Data returned in the StreamData property is encoded as a byte array in JSON responses and as a Base64 string in XML responses.
Use the following HTTP header to get back response as XML from JSON Endpoints (restun, restwin):
Accept: application/xml
C# Code Example. Using GetDocument Web API method
Step-by-Step guide illustrates how to extract one or all of these streams from a document via the Web API.
1 |
Create a channel factory to the web service endpoint. |
2 |
Create a channel to the web service endpoint. |
3 |
Create request parameters instance. Set requested document number and IsStreamsInfoAndDataNeeded parameter to true. |
4 |
Retrieve the document from the server. |
5 |
Close the channel and channel factory. |
6 |
Extract all file streams to the specified directory. |
// 1. Create a channel factory to the web service endpoint
...
ChannelFactory<IThereforeService> channelFactory = new ChannelFactory<IThereforeService>(binding, endpoint);
// 2. Create a channel to the web service endpoint
IThereforeService service = channelFactory.CreateChannel();
// 3. Create request parameters
GetDocumentParams parameters = new GetDocumentParams();
parameters.DocNo = = 123; // TODO: specify document number here
parameters.IsStreamsInfoAndDataNeeded = true;
// 4. Retrieve the document from the server
GetDocumentResponse response = service.GetDocument(parameters);
// 5. Close the channel and channel factory.
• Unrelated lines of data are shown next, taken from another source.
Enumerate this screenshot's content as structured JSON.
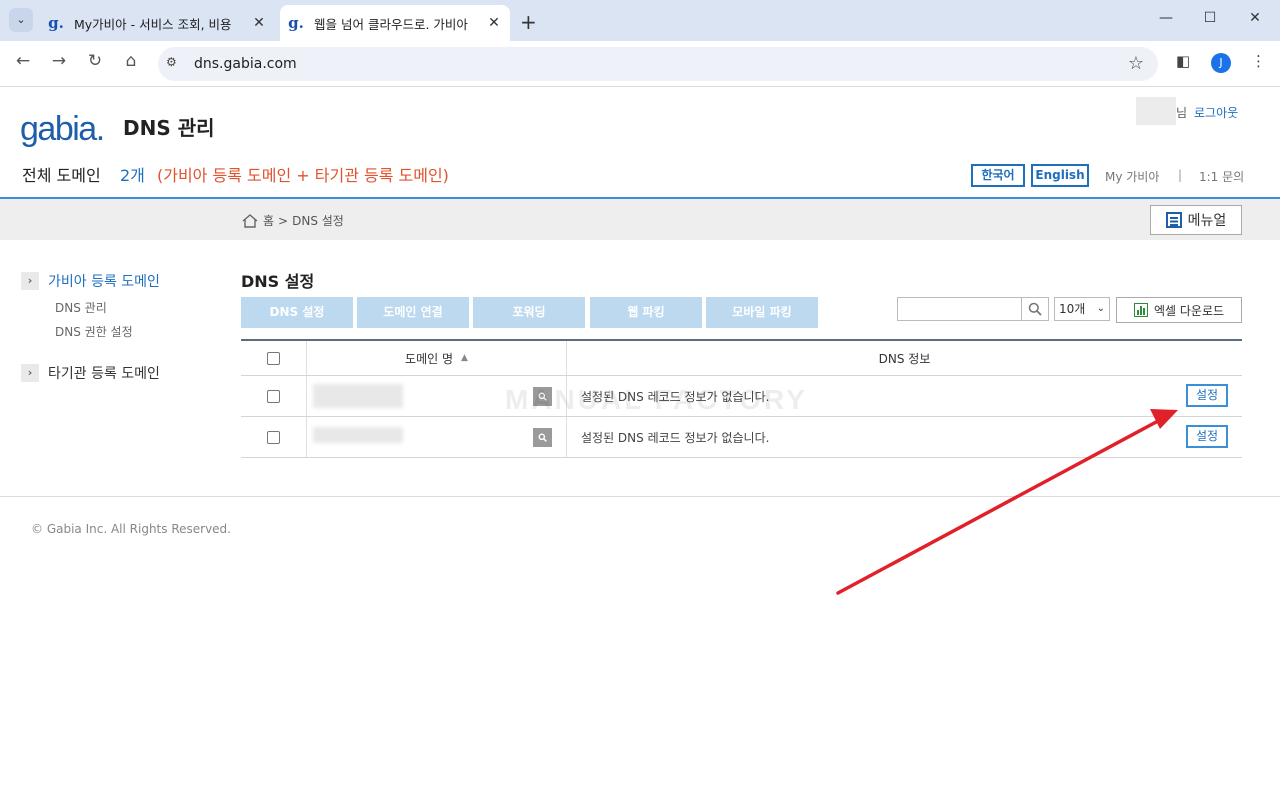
{
  "browser": {
    "tabs": [
      {
        "title": "My가비아 - 서비스 조회, 비용",
        "favicon": "g."
      },
      {
        "title": "웹을 넘어 클라우드로. 가비아",
        "favicon": "g."
      }
    ],
    "url": "dns.gabia.com",
    "profile_initial": "J"
  },
  "header": {
    "logo": "gabia.",
    "app_title": "DNS 관리",
    "user_suffix": "님",
    "logout": "로그아웃",
    "total_label": "전체 도메인",
    "total_count": "2개",
    "total_note": "(가비아 등록 도메인 + 타기관 등록 도메인)",
    "lang_ko": "한국어",
    "lang_en": "English",
    "my_gabia": "My 가비아",
    "separator": "|",
    "inquiry": "1:1 문의"
  },
  "breadcrumb": {
    "home": "홈",
    "arrow": ">",
    "current": "DNS 설정",
    "manual": "메뉴얼"
  },
  "sidebar": {
    "gabia_group": "가비아 등록 도메인",
    "gabia_items": [
      "DNS 관리",
      "DNS 권한 설정"
    ],
    "other_group": "타기관 등록 도메인"
  },
  "main": {
    "title": "DNS 설정",
    "actions": [
      "DNS 설정",
      "도메인 연결",
      "포워딩",
      "웹 파킹",
      "모바일 파킹"
    ],
    "page_size": "10개",
    "excel": "엑셀 다운로드",
    "columns": {
      "domain": "도메인 명",
      "sort": "▲",
      "dns": "DNS 정보"
    },
    "rows": [
      {
        "dns_info": "설정된 DNS 레코드 정보가 없습니다.",
        "action": "설정"
      },
      {
        "dns_info": "설정된 DNS 레코드 정보가 없습니다.",
        "action": "설정"
      }
    ],
    "watermark": "MANUAL FACTORY"
  },
  "footer": {
    "copyright": "© Gabia Inc. All Rights Reserved."
  },
  "colors": {
    "brand": "#1f5ea8",
    "link": "#1f6fbf",
    "note": "#e0532d",
    "action_button": "#bcd9f0",
    "arrow": "#e0212a"
  },
  "icons": [
    "home-icon",
    "search-icon",
    "manual-icon",
    "excel-icon",
    "zoom-icon",
    "star-icon",
    "sidebar-arrow-icon"
  ]
}
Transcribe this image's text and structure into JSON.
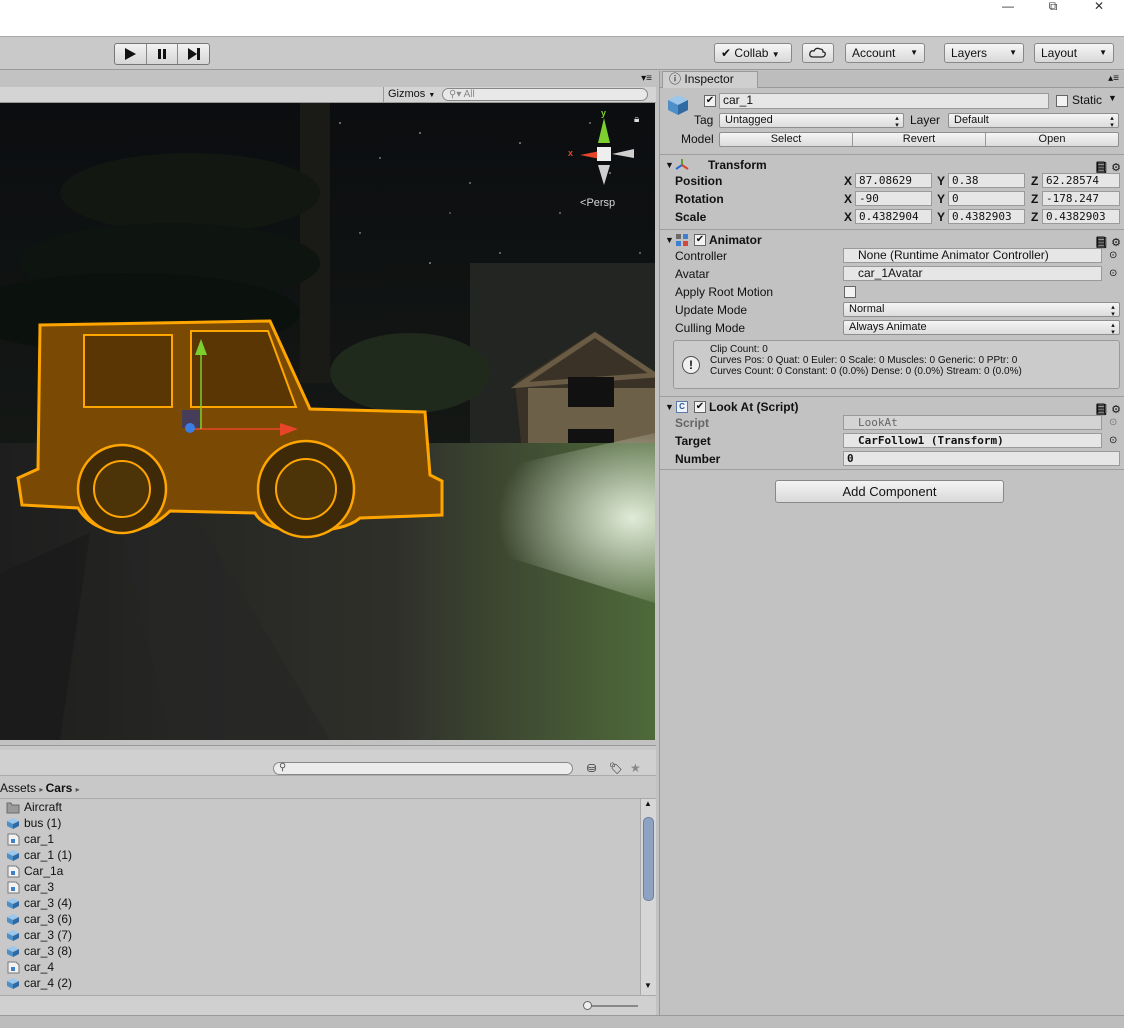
{
  "window": {
    "minimize": "—",
    "restore": "⧉",
    "close": "✕"
  },
  "toolbar": {
    "collab": "Collab",
    "account": "Account",
    "layers": "Layers",
    "layout": "Layout"
  },
  "scene": {
    "gizmos": "Gizmos",
    "search_placeholder": "All",
    "persp": "Persp",
    "axis_x": "x",
    "axis_y": "y"
  },
  "project": {
    "breadcrumb": [
      "Assets",
      "Cars"
    ],
    "assets": [
      {
        "name": "Aircraft",
        "type": "folder"
      },
      {
        "name": "bus (1)",
        "type": "prefab"
      },
      {
        "name": "car_1",
        "type": "model"
      },
      {
        "name": "car_1 (1)",
        "type": "prefab"
      },
      {
        "name": "Car_1a",
        "type": "model"
      },
      {
        "name": "car_3",
        "type": "model"
      },
      {
        "name": "car_3 (4)",
        "type": "prefab"
      },
      {
        "name": "car_3 (6)",
        "type": "prefab"
      },
      {
        "name": "car_3 (7)",
        "type": "prefab"
      },
      {
        "name": "car_3 (8)",
        "type": "prefab"
      },
      {
        "name": "car_4",
        "type": "model"
      },
      {
        "name": "car_4 (2)",
        "type": "prefab"
      }
    ]
  },
  "inspector": {
    "tab": "Inspector",
    "object_name": "car_1",
    "static_label": "Static",
    "tag_label": "Tag",
    "tag_value": "Untagged",
    "layer_label": "Layer",
    "layer_value": "Default",
    "model_label": "Model",
    "model_select": "Select",
    "model_revert": "Revert",
    "model_open": "Open",
    "transform": {
      "title": "Transform",
      "position_label": "Position",
      "rotation_label": "Rotation",
      "scale_label": "Scale",
      "x": "X",
      "y": "Y",
      "z": "Z",
      "position": [
        "87.08629",
        "0.38",
        "62.28574"
      ],
      "rotation": [
        "-90",
        "0",
        "-178.247"
      ],
      "scale": [
        "0.4382904",
        "0.4382903",
        "0.4382903"
      ]
    },
    "animator": {
      "title": "Animator",
      "controller_label": "Controller",
      "controller_value": "None (Runtime Animator Controller)",
      "avatar_label": "Avatar",
      "avatar_value": "car_1Avatar",
      "root_motion_label": "Apply Root Motion",
      "update_mode_label": "Update Mode",
      "update_mode_value": "Normal",
      "culling_mode_label": "Culling Mode",
      "culling_mode_value": "Always Animate",
      "info_lines": [
        "Clip Count: 0",
        "Curves Pos: 0 Quat: 0 Euler: 0 Scale: 0 Muscles: 0 Generic: 0 PPtr: 0",
        "Curves Count: 0 Constant: 0 (0.0%) Dense: 0 (0.0%) Stream: 0 (0.0%)"
      ]
    },
    "lookat": {
      "title": "Look At (Script)",
      "script_label": "Script",
      "script_value": "LookAt",
      "target_label": "Target",
      "target_value": "CarFollow1 (Transform)",
      "number_label": "Number",
      "number_value": "0"
    },
    "add_component": "Add Component"
  },
  "colors": {
    "selection_outline": "#ffa500",
    "car_body": "#7a4a05",
    "gizmo_x": "#e8442a",
    "gizmo_y": "#7ccf2f",
    "gizmo_z": "#3b7de0"
  }
}
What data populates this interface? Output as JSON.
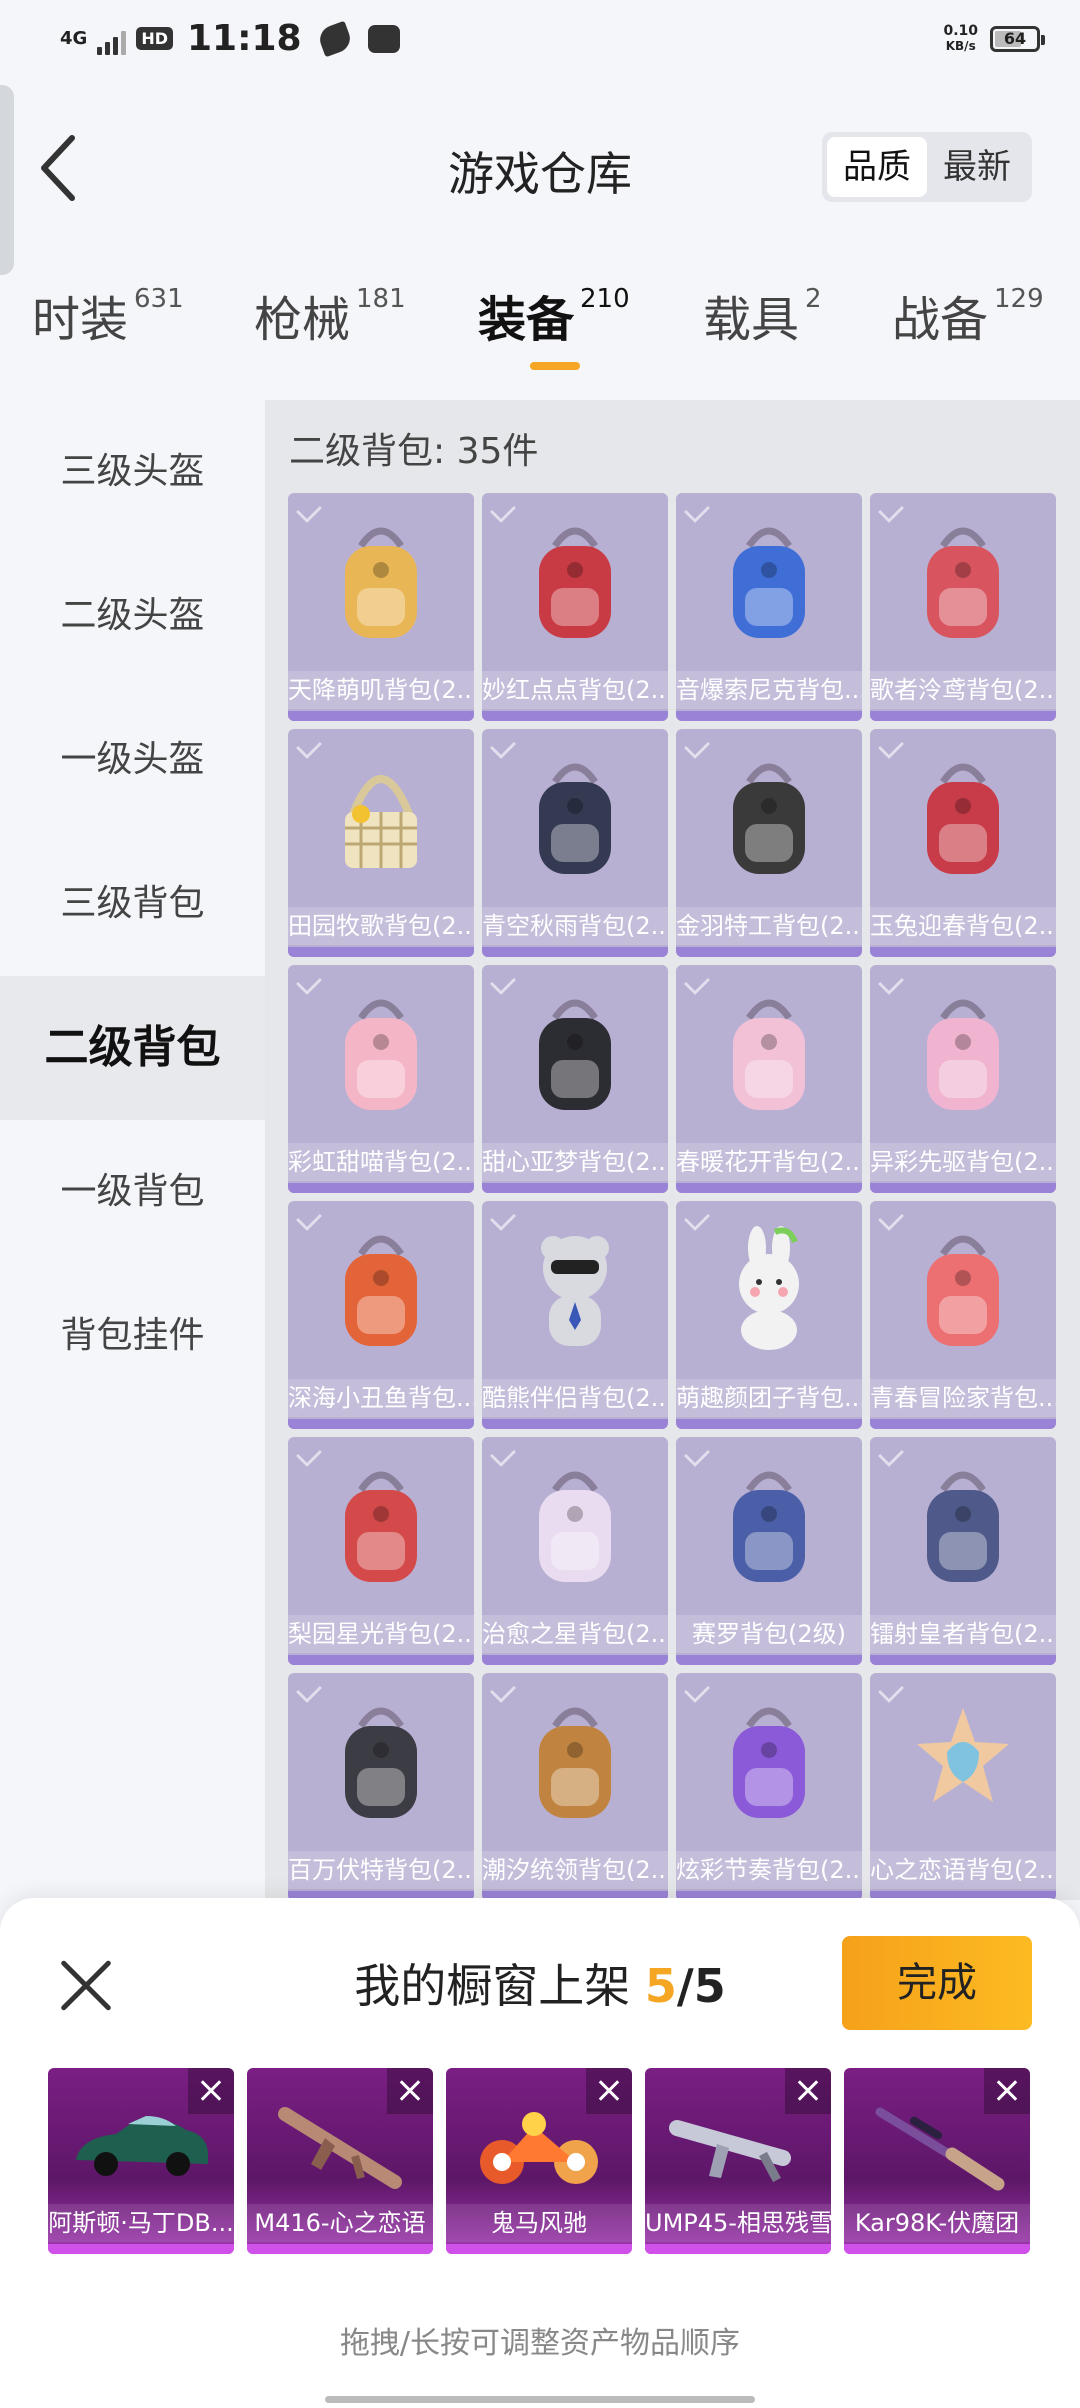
{
  "status_bar": {
    "network": "4G",
    "hd": "HD",
    "time": "11:18",
    "speed_value": "0.10",
    "speed_unit": "KB/s",
    "battery": "64"
  },
  "header": {
    "title": "游戏仓库",
    "sort_options": [
      "品质",
      "最新"
    ],
    "sort_active": 0
  },
  "tabs": [
    {
      "label": "时装",
      "count": "631"
    },
    {
      "label": "枪械",
      "count": "181"
    },
    {
      "label": "装备",
      "count": "210"
    },
    {
      "label": "载具",
      "count": "2"
    },
    {
      "label": "战备",
      "count": "129"
    }
  ],
  "active_tab": 2,
  "sidebar": {
    "items": [
      "三级头盔",
      "二级头盔",
      "一级头盔",
      "三级背包",
      "二级背包",
      "一级背包",
      "背包挂件"
    ],
    "active": 4
  },
  "content": {
    "title": "二级背包: 35件",
    "items": [
      {
        "label": "天降萌叽背包(2...",
        "icon": "backpack-icon",
        "color": "#e9b655"
      },
      {
        "label": "妙红点点背包(2...",
        "icon": "backpack-icon",
        "color": "#c93b44"
      },
      {
        "label": "音爆索尼克背包...",
        "icon": "backpack-icon",
        "color": "#3f6fd6"
      },
      {
        "label": "歌者泠鸢背包(2...",
        "icon": "backpack-icon",
        "color": "#d8545e"
      },
      {
        "label": "田园牧歌背包(2...",
        "icon": "basket-icon",
        "color": "#efe3c0"
      },
      {
        "label": "青空秋雨背包(2...",
        "icon": "backpack-icon",
        "color": "#333a52"
      },
      {
        "label": "金羽特工背包(2...",
        "icon": "backpack-icon",
        "color": "#3a3a3a"
      },
      {
        "label": "玉兔迎春背包(2...",
        "icon": "backpack-icon",
        "color": "#c83b48"
      },
      {
        "label": "彩虹甜喵背包(2...",
        "icon": "backpack-icon",
        "color": "#f4b6c6"
      },
      {
        "label": "甜心亚梦背包(2...",
        "icon": "backpack-icon",
        "color": "#2c2c33"
      },
      {
        "label": "春暖花开背包(2...",
        "icon": "backpack-icon",
        "color": "#f2c1d6"
      },
      {
        "label": "异彩先驱背包(2...",
        "icon": "backpack-icon",
        "color": "#f0b3d0"
      },
      {
        "label": "深海小丑鱼背包...",
        "icon": "backpack-icon",
        "color": "#e4643a"
      },
      {
        "label": "酷熊伴侣背包(2...",
        "icon": "bear-icon",
        "color": "#d9d9e0"
      },
      {
        "label": "萌趣颜团子背包...",
        "icon": "bunny-icon",
        "color": "#f2f2f2"
      },
      {
        "label": "青春冒险家背包...",
        "icon": "backpack-icon",
        "color": "#ec6f72"
      },
      {
        "label": "梨园星光背包(2...",
        "icon": "backpack-icon",
        "color": "#d44a4a"
      },
      {
        "label": "治愈之星背包(2...",
        "icon": "backpack-icon",
        "color": "#eadcf0"
      },
      {
        "label": "赛罗背包(2级)",
        "icon": "backpack-icon",
        "color": "#4a5fa8"
      },
      {
        "label": "镭射皇者背包(2...",
        "icon": "backpack-icon",
        "color": "#4f5a8a"
      },
      {
        "label": "百万伏特背包(2...",
        "icon": "backpack-icon",
        "color": "#3c3c44"
      },
      {
        "label": "潮汐统领背包(2...",
        "icon": "backpack-icon",
        "color": "#c08440"
      },
      {
        "label": "炫彩节奏背包(2...",
        "icon": "backpack-icon",
        "color": "#8a5ad8"
      },
      {
        "label": "心之恋语背包(2...",
        "icon": "star-backpack-icon",
        "color": "#f0c9a0"
      }
    ]
  },
  "sheet": {
    "title_prefix": "我的橱窗上架 ",
    "count_current": "5",
    "count_sep": "/",
    "count_total": "5",
    "done_label": "完成",
    "hint": "拖拽/长按可调整资产物品顺序",
    "slots": [
      {
        "label": "阿斯顿·马丁DB...",
        "icon": "car-icon"
      },
      {
        "label": "M416-心之恋语",
        "icon": "rifle-icon"
      },
      {
        "label": "鬼马风驰",
        "icon": "motorbike-icon"
      },
      {
        "label": "UMP45-相思残雪",
        "icon": "smg-icon"
      },
      {
        "label": "Kar98K-伏魔团",
        "icon": "sniper-rifle-icon"
      }
    ]
  }
}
((IClientChannel)service).Close();
channelFactory.Close();
// 6. Extract all file streams to the specified directory
string extractDir = "D:\\temp\\";
string output = string.Empty;
foreach (var streamInfo in response.StreamsInfo)
{
string extractFileName = Path.Combine(extractDir, streamInfo.FileName);
File.WriteAllBytes(extractFileName, streamInfo.StreamData);
output += String.Format("Document stream extracted to {0}{1}", extractFileName, Environment.NewLine);
}